On April 20, 1999, two Columbine High School students killed twelve classmates and a teacher in Littleton, Colorado. The shooters committed suicide before officers entered the school to intervene. Outrage on the part of the public and deep introspection by the police produced massive changes in law enforcement response to ongoing acts of violence.[1] Unfortunately, active shooter events (ASEs) have continued to occur. Recent tragedies have happened at the Century 21 Movie Theater in Aurora, Colorado, and Sandy Hook Elementary School in Newtown, Connecticut. Out of 70 people shot in Aurora, Colorado, 12 eventually died. Twenty first graders, six staff members, and the shooter’s mother were murdered in Newtown. Even more recently, employees at the Washington Navy Yard in the District of Columbia were attacked. Twelve people were killed in this attack. All four of these events drew national attention.
Such high-profile events put a substantial amount of pressure on law enforcement officials to respond effectively; however, solid empirical information is needed if law enforcement administrators are to develop effective policies and procedures regarding these events. The goal of this article is to provide such information along with the authors’ insights into what these data tell us about an effective active shooter response.
Although not an exhaustive review of each incident, this evaluation identified a steady rise in incidents, as well as a consistent increase in the number of those shot and killed. The data establish that officers must have the equipment with them to engage the shooter to end the threat and must be prepared to administer medical assistance to the wounded before emergency medical services (EMS) arrive.

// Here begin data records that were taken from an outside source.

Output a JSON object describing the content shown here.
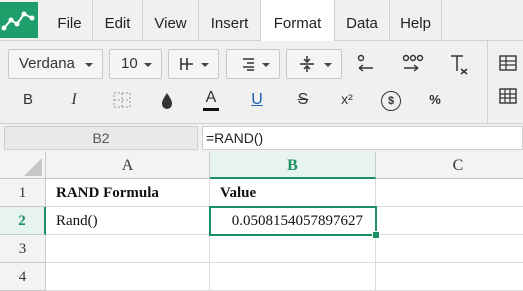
{
  "menu": [
    "File",
    "Edit",
    "View",
    "Insert",
    "Format",
    "Data",
    "Help"
  ],
  "active_menu": "Format",
  "toolbar": {
    "font_family": "Verdana",
    "font_size": "10",
    "bold_label": "B",
    "italic_label": "I",
    "text_color_label": "A",
    "underline_label": "U",
    "strike_label": "S",
    "superscript_label": "x²",
    "currency_label": "$",
    "percent_label": "%"
  },
  "formula_bar": {
    "cell_ref": "B2",
    "formula": "=RAND()"
  },
  "columns": [
    "A",
    "B",
    "C"
  ],
  "rows": [
    "1",
    "2",
    "3",
    "4"
  ],
  "cells": {
    "a1": "RAND Formula",
    "b1": "Value",
    "a2": "Rand()",
    "b2": "0.0508154057897627"
  },
  "colors": {
    "accent": "#1a8f5f",
    "brand": "#1e9e6a",
    "toolbar_bg": "#f0f0f0"
  }
}
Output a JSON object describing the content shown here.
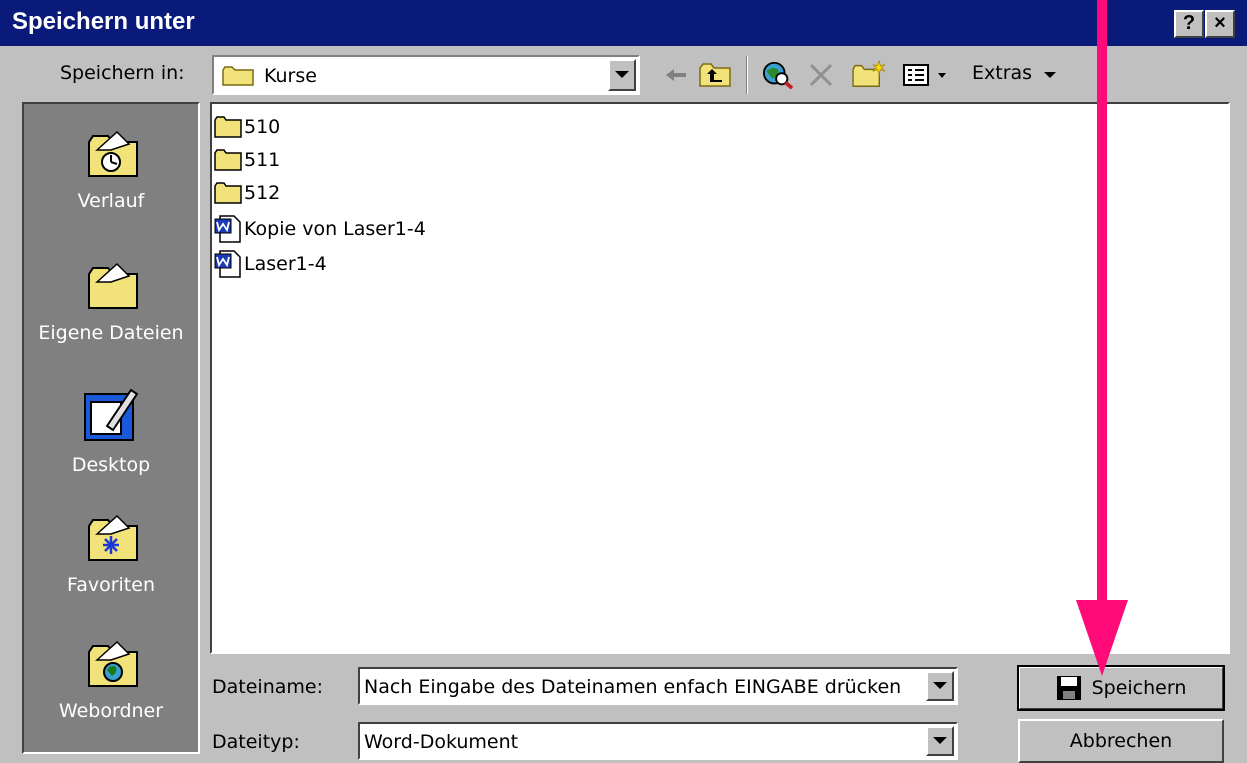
{
  "dialog": {
    "title": "Speichern unter",
    "help_button": "?",
    "close_button": "×"
  },
  "toolbar": {
    "save_in_label": "Speichern in:",
    "location": "Kurse",
    "extras_label": "Extras",
    "icons": [
      "back-icon",
      "up-folder-icon",
      "search-web-icon",
      "delete-icon",
      "new-folder-icon",
      "views-icon"
    ]
  },
  "places": [
    {
      "label": "Verlauf",
      "icon": "history-icon"
    },
    {
      "label": "Eigene Dateien",
      "icon": "my-documents-icon"
    },
    {
      "label": "Desktop",
      "icon": "desktop-icon"
    },
    {
      "label": "Favoriten",
      "icon": "favorites-icon"
    },
    {
      "label": "Webordner",
      "icon": "web-folders-icon"
    }
  ],
  "files": [
    {
      "name": "510",
      "type": "folder"
    },
    {
      "name": "511",
      "type": "folder"
    },
    {
      "name": "512",
      "type": "folder"
    },
    {
      "name": "Kopie von Laser1-4",
      "type": "word"
    },
    {
      "name": "Laser1-4",
      "type": "word"
    }
  ],
  "form": {
    "filename_label": "Dateiname:",
    "filename_value": "Nach Eingabe des Dateinamen enfach EINGABE drücken",
    "filetype_label": "Dateityp:",
    "filetype_value": "Word-Dokument",
    "save_button": "Speichern",
    "cancel_button": "Abbrechen"
  },
  "colors": {
    "title_bar": "#0a1a7a",
    "dialog_face": "#c0c0c0",
    "places_bar": "#808080",
    "folder": "#f2e27a",
    "annotation_arrow": "#ff0a78"
  }
}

In addition, though officers responded quickly (i.e., median time 3 minutes), shooters inflicted devastating damage beforehand. This adds to the growing evidence that citizens must have insight on how to respond. The FBI’s support for strong citizen awareness, detailed in the “Run, Hide, Fight” protocol, is endorsed by all other federal agencies.[2] The data establish that when prepared, the potential victims themselves can stop the shooter.